Verfahrensgang
AG Leverkusen (Aktenzeichen 8 VI 212/15) |
Tenor
Zuständig ist das AG Schöneberg.
Gründe
1. Das AG Leverkusen hat die Sache durch Beschluss vom 25.11.2015 formell rechtskräftig an das AG Schöneberg mit der Begründung abgegeben, der Erblasser sei Deutscher und habe zur Zeit des Erbfalls im Inland weder Wohnsitz noch Aufenthalt gehabt.

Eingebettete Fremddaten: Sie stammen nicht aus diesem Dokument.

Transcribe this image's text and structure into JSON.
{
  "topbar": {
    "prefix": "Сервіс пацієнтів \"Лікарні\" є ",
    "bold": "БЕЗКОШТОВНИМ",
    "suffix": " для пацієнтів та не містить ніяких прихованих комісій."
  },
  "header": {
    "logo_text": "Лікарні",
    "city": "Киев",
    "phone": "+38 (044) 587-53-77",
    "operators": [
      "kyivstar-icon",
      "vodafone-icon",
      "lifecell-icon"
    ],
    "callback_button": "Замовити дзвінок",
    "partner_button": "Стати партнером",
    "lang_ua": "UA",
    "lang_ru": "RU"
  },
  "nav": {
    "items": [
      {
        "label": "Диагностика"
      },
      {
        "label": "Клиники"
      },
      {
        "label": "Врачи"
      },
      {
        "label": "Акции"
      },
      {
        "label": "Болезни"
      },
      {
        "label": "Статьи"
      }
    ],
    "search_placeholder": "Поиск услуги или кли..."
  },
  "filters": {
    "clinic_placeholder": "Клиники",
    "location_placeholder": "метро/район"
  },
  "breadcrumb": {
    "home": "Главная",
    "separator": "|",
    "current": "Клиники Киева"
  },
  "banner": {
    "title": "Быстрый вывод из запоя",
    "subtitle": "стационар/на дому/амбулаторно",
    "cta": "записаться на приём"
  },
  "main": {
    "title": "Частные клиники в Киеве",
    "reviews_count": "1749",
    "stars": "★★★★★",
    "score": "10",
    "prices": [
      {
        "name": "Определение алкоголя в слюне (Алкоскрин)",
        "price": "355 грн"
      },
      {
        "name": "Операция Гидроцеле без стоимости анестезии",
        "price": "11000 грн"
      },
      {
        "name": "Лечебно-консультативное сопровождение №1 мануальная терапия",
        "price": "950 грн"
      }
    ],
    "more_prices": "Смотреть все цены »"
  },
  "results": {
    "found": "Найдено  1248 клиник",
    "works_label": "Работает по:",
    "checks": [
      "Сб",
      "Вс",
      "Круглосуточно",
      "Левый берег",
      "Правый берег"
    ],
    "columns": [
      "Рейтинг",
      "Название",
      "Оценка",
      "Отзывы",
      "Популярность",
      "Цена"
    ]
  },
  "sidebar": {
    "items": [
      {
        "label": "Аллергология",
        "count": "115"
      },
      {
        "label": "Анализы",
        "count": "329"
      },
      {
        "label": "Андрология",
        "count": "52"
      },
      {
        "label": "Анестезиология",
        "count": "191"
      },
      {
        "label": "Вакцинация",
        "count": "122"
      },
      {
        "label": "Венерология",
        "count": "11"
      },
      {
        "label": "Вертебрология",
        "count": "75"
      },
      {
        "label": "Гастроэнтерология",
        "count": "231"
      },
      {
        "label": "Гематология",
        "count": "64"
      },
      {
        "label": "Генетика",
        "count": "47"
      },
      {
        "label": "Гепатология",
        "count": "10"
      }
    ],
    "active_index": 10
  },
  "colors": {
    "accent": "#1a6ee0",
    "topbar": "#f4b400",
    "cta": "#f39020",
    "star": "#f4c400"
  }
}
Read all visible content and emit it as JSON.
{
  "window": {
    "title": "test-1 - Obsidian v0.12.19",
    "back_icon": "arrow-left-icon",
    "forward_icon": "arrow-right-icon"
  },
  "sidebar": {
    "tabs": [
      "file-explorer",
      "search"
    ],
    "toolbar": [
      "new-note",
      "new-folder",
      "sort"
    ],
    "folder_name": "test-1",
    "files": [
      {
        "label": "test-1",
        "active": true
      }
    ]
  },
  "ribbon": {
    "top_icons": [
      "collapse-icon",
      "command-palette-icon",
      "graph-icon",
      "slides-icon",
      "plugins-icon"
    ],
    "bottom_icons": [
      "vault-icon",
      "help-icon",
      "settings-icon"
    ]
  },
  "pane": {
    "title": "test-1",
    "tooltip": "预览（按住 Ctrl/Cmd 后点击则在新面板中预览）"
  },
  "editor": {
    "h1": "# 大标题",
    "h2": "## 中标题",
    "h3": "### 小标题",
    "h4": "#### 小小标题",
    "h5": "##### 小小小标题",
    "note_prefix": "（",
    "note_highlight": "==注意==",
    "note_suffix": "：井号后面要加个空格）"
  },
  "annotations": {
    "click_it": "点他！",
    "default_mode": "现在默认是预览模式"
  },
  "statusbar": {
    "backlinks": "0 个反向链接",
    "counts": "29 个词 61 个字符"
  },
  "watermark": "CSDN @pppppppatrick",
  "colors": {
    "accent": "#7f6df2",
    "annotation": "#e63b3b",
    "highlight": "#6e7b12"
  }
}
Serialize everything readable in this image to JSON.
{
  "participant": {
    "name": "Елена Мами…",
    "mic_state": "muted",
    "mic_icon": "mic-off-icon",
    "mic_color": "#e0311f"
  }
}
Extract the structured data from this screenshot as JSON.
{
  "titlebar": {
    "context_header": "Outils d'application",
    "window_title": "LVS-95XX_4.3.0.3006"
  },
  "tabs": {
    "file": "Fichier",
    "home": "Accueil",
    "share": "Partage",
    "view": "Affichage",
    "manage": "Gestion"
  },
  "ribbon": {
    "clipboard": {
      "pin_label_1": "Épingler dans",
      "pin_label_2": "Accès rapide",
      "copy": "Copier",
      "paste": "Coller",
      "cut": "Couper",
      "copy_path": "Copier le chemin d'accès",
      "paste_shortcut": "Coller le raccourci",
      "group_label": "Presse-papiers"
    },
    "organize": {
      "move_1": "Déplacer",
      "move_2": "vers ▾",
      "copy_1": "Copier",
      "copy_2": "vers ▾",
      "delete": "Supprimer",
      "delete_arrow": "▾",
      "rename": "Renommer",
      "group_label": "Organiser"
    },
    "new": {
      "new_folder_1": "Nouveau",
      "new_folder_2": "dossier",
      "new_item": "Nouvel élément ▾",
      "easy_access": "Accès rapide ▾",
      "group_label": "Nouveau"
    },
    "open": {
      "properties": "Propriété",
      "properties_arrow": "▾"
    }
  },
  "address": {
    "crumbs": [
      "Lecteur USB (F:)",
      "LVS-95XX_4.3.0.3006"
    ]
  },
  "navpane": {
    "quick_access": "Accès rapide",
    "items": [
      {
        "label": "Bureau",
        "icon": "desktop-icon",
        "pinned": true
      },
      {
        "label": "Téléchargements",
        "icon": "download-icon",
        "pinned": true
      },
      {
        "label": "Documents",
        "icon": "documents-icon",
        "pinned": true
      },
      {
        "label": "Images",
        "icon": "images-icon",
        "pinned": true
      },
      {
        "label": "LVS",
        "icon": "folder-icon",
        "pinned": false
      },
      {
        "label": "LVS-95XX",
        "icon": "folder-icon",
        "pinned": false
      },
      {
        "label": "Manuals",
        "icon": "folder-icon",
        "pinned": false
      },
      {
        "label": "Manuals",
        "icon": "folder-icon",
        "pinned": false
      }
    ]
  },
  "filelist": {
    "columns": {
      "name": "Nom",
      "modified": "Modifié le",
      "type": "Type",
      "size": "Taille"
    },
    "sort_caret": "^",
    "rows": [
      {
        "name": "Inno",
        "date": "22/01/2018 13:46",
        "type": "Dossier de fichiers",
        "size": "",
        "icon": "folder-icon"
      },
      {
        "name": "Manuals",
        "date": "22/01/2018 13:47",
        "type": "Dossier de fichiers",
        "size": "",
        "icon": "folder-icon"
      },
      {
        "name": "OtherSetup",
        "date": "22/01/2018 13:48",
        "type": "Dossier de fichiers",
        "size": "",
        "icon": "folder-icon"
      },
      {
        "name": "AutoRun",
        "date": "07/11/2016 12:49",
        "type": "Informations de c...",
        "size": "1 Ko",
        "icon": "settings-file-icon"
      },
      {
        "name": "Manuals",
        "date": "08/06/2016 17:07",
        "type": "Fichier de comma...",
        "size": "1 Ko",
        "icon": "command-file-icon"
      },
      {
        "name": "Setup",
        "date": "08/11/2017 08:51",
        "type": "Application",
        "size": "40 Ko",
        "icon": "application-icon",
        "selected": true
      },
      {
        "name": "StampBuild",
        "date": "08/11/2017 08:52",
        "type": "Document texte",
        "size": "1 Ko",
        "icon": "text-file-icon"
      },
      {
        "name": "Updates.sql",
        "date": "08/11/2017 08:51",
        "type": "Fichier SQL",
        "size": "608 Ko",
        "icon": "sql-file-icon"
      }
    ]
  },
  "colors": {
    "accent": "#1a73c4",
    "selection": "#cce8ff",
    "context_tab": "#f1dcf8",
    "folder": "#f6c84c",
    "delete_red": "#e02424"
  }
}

Das AG Schöneberg hat die Sache durch Beschluss vom 26.01.2016 formell rechtskräftig an das AG Leverkusen mit der Begründung zurückverwiesen, dass sich Nachlassgegenstände, im vorliegenden Fall ein Konto bei der T M im Gerichtsbezirk des AG Leverkusen befinden würden. Daraufhin hat das AG Leverkusen die Sache durch Beschluss vom 03.03.2016 dem Oberlandesgericht Köln zur Entscheidung gem. § 5 Abs. 1 Nr. 5, Abs. 2 FamFG vorgelegt.
Das zuständige Gericht ist gemäß § 5 Abs. 1 Nr. 4 FamFG zu bestimmen, da ein so genannter negativer Zuständigkeitsstreit besteht (vgl. hierzu etwa Keidel/Sternal, FamFG, 18. Aufl. 2014, § 5 Rn. 21 m.w.N.). Da das nächsthöhere gemeinsame Gericht der AGe Schöneberg und Leverkusen der Bundesgerichtshof ist, hat die Zuständigkeitsbestimmung durch das Oberlandesgericht Köln, zu dessen Bezirk das zunächst mit der Sache befasste AG Leverkusen gehört, zu erfolgen (§ 5 Abs. 2 FamFG).
2. Zuständiges Gericht ist das AG Schöneberg.
Bei der Bestimmung des zuständigen Gerichts gemäß § 5 Abs. 1 Nr. 4 ZPO sind nicht nur allgemeine Zuständigkeitsvorschriften, sondern auch die verfahrensrechtlichen Bindungswirkungen (§ 3 Abs. 3 S. 2 FamFG) und Zuständigkeitsverfestigungen (§ 2 Abs. 2 FamFG) zu beachten. Die Bindungswirkung des ersten Verweisungsbeschlusses wirkt daher auch im Bestimmungsverfahren fort, weshalb regelmäßig das Gericht als zuständig zu bestimmen ist, an das die Sache durch den ersten - bindenden - Verweisungsbeschluss gelangt ist. Dabei kommt einem Verweisungsbeschluss grundsätzlich auch dann Bindungswirkung zu, wenn er sachlich unrichtig ist oder auf Verfahrensmängeln beruht (ständige Rechtsprechung, vgl. etwa OLG Düsseldorf, FGPrax 2010, 213; OLG Karlsruhe, NJW-RR 2013, 1354; Keidel/Sternal, a.a.O., § 5 Rdn. 45; jeweils m. w. Nachw.).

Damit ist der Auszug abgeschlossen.